A favor de las botas
- Mejor sujeción del tobillo en terreno irregular.
- Aislamiento del agua superior (con goretex de calidad).
- Suela más rígida = menos fatiga en piernas en jornadas largas.
- Si vas a llevar más de 8 kg, la sujeción extra ayuda.

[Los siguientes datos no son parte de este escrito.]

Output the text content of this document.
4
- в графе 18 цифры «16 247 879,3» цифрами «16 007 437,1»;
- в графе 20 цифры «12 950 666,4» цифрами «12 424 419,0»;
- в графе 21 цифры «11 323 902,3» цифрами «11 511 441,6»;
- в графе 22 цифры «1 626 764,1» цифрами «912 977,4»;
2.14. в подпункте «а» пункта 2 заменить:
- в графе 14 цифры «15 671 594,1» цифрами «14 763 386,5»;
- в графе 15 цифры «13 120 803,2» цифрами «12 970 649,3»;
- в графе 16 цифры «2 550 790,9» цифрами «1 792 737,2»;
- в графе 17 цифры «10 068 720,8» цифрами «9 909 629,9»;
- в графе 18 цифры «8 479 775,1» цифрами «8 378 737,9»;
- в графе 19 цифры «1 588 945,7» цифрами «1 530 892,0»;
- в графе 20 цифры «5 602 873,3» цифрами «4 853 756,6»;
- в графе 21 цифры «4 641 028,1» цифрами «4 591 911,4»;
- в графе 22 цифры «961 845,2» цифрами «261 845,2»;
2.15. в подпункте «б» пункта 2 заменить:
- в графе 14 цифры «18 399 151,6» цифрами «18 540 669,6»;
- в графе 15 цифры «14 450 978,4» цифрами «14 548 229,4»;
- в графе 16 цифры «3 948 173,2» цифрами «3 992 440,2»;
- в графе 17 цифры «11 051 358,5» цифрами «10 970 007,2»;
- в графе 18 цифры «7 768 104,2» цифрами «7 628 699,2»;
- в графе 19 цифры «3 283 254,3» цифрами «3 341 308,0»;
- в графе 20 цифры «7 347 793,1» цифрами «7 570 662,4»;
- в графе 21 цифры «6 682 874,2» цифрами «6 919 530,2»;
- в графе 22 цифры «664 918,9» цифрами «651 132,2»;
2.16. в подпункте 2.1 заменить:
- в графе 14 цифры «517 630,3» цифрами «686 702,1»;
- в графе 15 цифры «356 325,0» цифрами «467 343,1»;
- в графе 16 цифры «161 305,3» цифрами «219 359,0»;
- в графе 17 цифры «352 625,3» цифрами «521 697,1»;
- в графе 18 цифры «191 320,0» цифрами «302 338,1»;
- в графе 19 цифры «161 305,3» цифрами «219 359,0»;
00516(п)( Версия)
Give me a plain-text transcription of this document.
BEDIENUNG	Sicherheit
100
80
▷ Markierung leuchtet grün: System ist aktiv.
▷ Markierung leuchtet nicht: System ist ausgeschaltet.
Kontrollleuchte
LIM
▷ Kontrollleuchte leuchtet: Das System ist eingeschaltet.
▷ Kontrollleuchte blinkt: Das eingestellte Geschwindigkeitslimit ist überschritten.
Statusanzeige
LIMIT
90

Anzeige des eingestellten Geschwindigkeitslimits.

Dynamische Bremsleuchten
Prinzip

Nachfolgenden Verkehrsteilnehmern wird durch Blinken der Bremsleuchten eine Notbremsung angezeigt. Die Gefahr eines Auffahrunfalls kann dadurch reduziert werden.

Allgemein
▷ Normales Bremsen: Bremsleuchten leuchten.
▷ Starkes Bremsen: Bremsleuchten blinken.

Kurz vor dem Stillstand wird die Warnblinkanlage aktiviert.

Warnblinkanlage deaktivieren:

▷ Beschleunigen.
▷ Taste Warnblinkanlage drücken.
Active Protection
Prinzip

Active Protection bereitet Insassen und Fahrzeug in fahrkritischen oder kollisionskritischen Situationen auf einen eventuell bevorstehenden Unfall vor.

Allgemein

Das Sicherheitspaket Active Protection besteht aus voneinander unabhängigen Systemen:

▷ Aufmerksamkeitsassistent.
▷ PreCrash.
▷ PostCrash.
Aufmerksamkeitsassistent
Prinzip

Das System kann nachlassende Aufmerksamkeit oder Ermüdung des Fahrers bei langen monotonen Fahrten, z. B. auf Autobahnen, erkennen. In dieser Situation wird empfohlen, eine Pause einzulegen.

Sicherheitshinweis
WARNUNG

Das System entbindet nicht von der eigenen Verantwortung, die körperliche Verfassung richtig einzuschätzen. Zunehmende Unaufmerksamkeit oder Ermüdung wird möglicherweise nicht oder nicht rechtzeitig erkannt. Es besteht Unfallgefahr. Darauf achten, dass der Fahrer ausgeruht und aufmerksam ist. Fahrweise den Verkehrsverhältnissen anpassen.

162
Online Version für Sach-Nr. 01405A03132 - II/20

A favor de las zapatillas trail
- Mucho más ligeras (200-300 g menos por pie).
- Transpiran mejor — los pies se calientan y sudan menos.
- Secan rápido si te calas en una etapa de lluvia.
- Periodo de adaptación más corto: prácticamente sin rodaje previo.
Lo que probamos
Tres modelos que aguantan bien en las dos rutas más populares: Salomon X Ultra 4 GTX (zapatilla, gore-tex, 130 €), La Sportiva Spire GTX (bota baja, 175 €) y Hoka Speedgoat 5 (zapatilla amortiguada para peregrinos pesados, 150 €). Las tres con suela Vibram o equivalente. Si tienes pie ancho, descarta Salomon y mira directamente a Altra Lone Peak.